In 1956, Rolex presented U.S. President Dwight D. Eisenhower with a special Day-Date Ref. 6611 watch, their 150,000th certified chronometer. This followed the company's 1944 presentation of a Oyster Perpetual chronometer to Swiss general Henri Guisan (celebrating 50,000 watches produced) and 1948 presentation of a pink gold Datejust to Winston Churchill. The company did not celebrate or use these gifts in marketing, and in fact kept the details secret for many decades.

Rolex suggested providing Eisenhower with a Rolex Datejust "bubbleback" Ref. 4467 with a silver dial and red date wheel. Although Guisan and Churchill received watches on a strap, Rolex further suggested providing Eisenhower with a matching gold bracelet.

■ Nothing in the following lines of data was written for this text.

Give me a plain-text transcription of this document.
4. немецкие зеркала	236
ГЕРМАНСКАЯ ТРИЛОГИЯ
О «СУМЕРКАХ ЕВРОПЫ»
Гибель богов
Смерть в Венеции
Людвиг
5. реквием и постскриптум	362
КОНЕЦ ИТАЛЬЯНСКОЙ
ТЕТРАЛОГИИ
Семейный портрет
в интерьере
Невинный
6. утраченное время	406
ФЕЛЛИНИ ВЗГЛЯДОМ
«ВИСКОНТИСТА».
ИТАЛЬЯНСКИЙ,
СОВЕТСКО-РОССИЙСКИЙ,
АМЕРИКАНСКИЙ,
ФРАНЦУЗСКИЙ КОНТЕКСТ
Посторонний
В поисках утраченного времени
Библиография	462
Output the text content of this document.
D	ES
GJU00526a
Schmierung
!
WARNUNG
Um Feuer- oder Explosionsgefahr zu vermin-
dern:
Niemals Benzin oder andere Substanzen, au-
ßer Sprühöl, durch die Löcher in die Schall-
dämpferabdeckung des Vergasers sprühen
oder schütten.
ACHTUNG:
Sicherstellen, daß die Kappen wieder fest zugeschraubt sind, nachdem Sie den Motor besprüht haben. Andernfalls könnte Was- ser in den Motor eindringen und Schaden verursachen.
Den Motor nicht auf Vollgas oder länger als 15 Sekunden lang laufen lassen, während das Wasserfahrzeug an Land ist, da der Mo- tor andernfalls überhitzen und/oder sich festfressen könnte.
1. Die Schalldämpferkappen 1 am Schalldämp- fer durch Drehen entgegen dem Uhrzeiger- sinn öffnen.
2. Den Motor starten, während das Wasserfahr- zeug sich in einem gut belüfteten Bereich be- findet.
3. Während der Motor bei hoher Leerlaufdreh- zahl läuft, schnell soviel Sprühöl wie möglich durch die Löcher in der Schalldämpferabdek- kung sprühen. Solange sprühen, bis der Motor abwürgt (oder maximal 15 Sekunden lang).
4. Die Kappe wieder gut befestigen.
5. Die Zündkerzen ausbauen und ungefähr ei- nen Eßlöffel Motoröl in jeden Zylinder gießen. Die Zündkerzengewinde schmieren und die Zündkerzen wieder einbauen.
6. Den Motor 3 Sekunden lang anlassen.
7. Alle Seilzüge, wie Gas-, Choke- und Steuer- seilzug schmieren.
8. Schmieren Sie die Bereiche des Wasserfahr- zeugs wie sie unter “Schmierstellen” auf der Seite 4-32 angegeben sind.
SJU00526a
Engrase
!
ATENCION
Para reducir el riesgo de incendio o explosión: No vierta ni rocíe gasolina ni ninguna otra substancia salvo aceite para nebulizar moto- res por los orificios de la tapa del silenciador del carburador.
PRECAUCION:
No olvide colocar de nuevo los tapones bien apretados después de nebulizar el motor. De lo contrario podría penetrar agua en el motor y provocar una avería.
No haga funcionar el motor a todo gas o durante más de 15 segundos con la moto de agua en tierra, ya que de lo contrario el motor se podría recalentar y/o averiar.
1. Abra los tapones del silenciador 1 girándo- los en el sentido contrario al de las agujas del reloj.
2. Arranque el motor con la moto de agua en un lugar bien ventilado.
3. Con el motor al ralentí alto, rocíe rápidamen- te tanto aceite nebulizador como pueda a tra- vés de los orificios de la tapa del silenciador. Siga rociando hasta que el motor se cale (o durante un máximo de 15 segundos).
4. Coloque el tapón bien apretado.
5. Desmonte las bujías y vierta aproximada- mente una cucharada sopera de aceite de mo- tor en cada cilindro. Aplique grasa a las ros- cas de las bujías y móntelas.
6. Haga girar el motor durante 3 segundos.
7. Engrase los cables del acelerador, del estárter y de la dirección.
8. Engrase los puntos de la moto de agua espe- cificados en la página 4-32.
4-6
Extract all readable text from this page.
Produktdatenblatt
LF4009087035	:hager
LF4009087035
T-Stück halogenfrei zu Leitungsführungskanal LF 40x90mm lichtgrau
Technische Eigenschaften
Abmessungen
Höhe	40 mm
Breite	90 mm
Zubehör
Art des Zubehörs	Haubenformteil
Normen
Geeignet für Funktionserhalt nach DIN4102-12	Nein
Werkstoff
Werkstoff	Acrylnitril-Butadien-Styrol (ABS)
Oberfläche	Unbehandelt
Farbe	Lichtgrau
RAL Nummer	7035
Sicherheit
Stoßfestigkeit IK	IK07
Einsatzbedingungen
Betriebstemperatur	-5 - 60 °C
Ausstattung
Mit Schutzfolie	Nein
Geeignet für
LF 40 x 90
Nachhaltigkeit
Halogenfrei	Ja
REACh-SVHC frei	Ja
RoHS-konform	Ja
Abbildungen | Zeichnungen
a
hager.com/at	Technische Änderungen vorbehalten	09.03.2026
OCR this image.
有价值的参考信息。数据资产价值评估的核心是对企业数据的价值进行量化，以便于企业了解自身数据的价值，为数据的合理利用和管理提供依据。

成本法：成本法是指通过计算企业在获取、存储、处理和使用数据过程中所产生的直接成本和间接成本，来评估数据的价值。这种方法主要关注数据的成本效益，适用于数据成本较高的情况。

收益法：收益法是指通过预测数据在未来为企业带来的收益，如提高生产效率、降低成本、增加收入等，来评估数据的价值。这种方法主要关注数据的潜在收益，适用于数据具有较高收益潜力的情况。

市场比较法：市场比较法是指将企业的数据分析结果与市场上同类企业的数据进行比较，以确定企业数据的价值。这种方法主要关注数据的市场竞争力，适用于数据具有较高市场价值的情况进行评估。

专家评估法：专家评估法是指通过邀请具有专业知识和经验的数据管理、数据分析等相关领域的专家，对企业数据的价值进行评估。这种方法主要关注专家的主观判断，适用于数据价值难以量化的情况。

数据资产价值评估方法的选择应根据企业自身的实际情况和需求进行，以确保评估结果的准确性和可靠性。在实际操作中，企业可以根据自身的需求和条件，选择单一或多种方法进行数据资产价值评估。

This would be the signature detail of the watch, but it might not have happened if Eisenhower had said no. The back was engraved "DDE" with five stars and "12-19-1950", the date of his appointment as Supreme Commander of NATO.

Although Eisenhower is widely credited as the eponymous "president" referred to, his watch was not a "Rolex President" model for many reasons: It was a Datejust, not a Day-Date; it had a Jubilee bracelet rather than a President bracelet, and he was not president at the time he received it. In 1956, Rolex introduced the famous Rolex Day-Date Ref. 6511 with the "President" band. The first US president to wear such a watch was Lyndon Johnson, and historians suspect that Rolex coined the term after seeing him wearing this watch.

By the 1960s, Rolex was openly referring to three-link bracelet as the "President Bracelet" in advertising. The same watch was favored by generals and businessmen at the time, and the term became fixed in the consciousness of the market. Today, most people consider a fluted bezel, yellow gold case, and three-link bracelet Rolex as the signature of success. In the 1980s, Rolex officially referred to the Day-Date watch as the "Rolex President Day-Date Chronometer" in advertising. Today, the name stands for the bracelet, the watch, and the image of a yellow gold Rolex in general.

Characteristics

For a watch to be considered a "Rolex President", it should have the following characteristics:

  1. It must use the President bracelet
  2. It must be a Rolex Day-Date model
    1. The later Day-Date II and Day-Date 40 would likely be acceptable
    2. Most people expect it to have the fluted bezel
  3. Most people associate yellow gold with the President designation

Although the Day-Date is available with a smooth bezel, other bracelets, and a wide variety of colors, these would generally not be considered to be "Rolex President" watches. This is even true of white gold, platinum, and diamond bezel models.